PREFAZIONE SECONDA
Troverete abbastanza strano e sproporzionato che si faccia un’altra prefazione più grossa della prima al secondo fascicolo d’un’operetta. Ma non posso dispensarvene in buona coscienza, avendo un tale profluvio di cose a dirvi che, per quanto importantissime, non mi sarà possibile il dirle tutte. E poi, siccome vengo assicurato da molti che la prefazione è sempre la parte più felice d’ogni mio lavoro, io non la tralascio mai: anzi una volta volendo tentare di essere felice dal principio alla fine, ho composto un libro che era tutto prefazione: a un di presso come si direbbe d’uno sciocco che è tutto.... non so se mi spiego; e non cominciamo proprio la prima pagina colle trivialità. Ma quantunque io tenti ogni mezzo per servir bene gli avventori di bottega, non mi è mai possibile di piacere a tutti: credo anzi che il publico sia alquanto malcontento dell’ultimo mio parto: e, per parlare con più sincerità che rispetto, anch’io non sono troppo contento del publico rispettabile: oh che delizia se andassimo sempre così d’accordo in ogni cosa!

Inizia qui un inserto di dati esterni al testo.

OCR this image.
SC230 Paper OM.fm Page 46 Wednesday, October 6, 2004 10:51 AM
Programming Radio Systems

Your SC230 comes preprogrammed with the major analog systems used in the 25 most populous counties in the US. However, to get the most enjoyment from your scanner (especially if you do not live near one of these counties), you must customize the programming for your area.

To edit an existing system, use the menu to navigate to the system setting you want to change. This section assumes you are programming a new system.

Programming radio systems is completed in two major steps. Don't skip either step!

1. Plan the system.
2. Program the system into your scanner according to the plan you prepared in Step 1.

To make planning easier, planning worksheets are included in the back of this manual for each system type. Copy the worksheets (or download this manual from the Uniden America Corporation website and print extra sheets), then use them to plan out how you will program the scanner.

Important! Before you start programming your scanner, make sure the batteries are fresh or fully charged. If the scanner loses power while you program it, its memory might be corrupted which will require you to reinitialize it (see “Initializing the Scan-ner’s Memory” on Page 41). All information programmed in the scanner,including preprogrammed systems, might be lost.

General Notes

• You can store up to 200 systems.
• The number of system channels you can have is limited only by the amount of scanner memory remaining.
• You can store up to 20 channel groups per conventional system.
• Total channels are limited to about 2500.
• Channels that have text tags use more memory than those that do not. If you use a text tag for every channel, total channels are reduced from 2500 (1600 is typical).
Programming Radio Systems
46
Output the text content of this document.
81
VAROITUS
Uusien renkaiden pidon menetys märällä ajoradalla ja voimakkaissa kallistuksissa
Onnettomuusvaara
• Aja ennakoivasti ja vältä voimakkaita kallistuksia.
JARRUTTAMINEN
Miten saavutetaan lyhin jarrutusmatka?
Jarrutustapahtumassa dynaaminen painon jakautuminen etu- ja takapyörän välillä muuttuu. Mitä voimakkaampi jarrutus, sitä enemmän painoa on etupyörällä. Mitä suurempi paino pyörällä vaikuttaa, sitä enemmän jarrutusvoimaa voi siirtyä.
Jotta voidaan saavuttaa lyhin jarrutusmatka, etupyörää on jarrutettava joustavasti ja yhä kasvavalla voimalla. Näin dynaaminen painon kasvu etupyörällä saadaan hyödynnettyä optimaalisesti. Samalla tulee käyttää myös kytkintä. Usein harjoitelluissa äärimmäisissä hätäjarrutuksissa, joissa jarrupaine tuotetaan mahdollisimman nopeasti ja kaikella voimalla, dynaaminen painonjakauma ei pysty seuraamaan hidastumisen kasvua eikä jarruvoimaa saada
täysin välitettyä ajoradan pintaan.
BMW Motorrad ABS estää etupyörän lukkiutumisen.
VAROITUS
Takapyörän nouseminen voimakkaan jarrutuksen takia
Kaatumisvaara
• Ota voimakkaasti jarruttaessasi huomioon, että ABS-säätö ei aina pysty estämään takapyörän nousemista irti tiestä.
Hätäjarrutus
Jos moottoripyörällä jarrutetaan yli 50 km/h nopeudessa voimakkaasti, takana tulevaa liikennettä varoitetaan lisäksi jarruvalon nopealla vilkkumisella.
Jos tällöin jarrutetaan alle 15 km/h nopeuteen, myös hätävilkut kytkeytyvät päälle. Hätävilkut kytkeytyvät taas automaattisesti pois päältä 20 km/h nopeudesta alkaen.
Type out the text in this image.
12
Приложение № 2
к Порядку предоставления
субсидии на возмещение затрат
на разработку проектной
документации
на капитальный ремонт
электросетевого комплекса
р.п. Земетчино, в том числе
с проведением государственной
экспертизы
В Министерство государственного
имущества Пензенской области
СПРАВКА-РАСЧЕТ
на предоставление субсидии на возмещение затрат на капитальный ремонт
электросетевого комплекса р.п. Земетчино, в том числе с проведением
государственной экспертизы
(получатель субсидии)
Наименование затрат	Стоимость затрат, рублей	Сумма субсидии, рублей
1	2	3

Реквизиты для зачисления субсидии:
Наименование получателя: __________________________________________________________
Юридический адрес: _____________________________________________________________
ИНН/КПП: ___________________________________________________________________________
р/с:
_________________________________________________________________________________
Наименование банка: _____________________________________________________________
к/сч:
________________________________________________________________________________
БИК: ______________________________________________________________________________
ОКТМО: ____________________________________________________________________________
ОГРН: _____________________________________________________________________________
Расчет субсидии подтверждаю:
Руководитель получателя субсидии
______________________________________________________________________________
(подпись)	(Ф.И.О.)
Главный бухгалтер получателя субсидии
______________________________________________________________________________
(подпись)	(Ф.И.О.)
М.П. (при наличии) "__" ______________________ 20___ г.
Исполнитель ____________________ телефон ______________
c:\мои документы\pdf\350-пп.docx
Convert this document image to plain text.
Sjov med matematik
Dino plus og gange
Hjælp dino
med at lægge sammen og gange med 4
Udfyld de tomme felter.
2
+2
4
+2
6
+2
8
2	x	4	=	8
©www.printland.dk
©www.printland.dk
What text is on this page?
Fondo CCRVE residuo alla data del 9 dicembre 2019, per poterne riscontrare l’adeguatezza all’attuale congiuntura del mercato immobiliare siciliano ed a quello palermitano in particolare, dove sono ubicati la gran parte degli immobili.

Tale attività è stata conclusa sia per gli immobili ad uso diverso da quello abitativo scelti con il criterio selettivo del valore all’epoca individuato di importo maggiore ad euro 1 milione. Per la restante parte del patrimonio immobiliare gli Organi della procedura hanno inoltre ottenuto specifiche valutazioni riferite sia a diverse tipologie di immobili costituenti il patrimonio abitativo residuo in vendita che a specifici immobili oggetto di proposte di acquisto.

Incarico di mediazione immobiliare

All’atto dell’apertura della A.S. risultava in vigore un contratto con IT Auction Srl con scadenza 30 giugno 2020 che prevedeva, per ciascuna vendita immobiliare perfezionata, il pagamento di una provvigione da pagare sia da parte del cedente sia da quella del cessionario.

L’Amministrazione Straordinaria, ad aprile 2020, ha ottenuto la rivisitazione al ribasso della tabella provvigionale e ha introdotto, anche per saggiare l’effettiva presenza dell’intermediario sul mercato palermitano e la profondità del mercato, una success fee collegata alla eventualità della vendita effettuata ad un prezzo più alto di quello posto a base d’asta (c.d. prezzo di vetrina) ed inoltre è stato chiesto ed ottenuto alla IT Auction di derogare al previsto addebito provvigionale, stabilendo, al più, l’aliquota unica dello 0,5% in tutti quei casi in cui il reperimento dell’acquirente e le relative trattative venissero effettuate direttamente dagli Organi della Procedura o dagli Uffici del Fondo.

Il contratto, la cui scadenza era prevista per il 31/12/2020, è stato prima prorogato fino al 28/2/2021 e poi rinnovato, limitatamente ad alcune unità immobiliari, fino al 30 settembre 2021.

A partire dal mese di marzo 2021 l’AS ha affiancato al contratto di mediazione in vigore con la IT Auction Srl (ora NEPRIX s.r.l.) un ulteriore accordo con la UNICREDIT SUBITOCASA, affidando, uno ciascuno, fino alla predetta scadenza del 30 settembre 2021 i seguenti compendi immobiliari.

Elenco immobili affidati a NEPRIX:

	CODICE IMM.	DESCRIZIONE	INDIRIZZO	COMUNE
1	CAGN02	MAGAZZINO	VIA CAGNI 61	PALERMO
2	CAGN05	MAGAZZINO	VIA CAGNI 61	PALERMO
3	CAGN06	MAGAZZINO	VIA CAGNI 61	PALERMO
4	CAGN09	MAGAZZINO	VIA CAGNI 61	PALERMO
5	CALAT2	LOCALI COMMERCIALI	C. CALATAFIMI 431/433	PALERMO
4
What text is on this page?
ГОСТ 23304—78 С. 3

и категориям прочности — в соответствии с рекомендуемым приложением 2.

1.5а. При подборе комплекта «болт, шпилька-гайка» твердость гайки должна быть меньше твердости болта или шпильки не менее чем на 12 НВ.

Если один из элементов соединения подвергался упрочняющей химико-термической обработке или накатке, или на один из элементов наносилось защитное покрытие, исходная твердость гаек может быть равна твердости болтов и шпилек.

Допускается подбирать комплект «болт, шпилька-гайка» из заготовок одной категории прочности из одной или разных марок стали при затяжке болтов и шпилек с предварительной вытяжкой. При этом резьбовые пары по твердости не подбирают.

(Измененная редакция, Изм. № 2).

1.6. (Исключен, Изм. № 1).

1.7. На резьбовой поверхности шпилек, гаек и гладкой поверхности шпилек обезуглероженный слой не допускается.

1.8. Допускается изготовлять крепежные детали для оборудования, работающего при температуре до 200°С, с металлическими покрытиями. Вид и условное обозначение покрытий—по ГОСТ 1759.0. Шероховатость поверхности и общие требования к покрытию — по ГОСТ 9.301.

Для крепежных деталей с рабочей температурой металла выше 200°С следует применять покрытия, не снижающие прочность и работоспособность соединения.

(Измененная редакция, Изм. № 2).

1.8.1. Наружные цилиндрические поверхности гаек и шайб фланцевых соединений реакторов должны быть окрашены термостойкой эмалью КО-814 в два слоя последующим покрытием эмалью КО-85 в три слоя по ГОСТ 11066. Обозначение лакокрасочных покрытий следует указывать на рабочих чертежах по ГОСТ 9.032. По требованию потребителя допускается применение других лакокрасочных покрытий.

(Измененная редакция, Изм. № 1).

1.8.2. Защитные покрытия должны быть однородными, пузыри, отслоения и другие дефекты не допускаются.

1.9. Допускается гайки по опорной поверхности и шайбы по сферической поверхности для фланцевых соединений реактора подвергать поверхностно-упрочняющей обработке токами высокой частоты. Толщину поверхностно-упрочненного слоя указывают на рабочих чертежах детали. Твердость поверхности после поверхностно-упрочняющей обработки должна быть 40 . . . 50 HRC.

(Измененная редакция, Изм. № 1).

Per altro, ciò dovrebbe dipendere dall’essere questa la vera epoca dei malcontenti: e mi pare che lo siano tutti e dapertutto. Malcontenti quei che dettano, e malcontenti quei che stanno curvi sotto alla dettatura: malcontento chi stampa, e malcontento chi legge: malcontento chi vuol essere pagato (intendo sempre dei libri), e malcontenti coloro che pagano, e perfino coloro che non pagano mai. È proprio un’influenza dell’aria e del tempo cattivo: voglia dunque il cielo che sia un malanno temporario.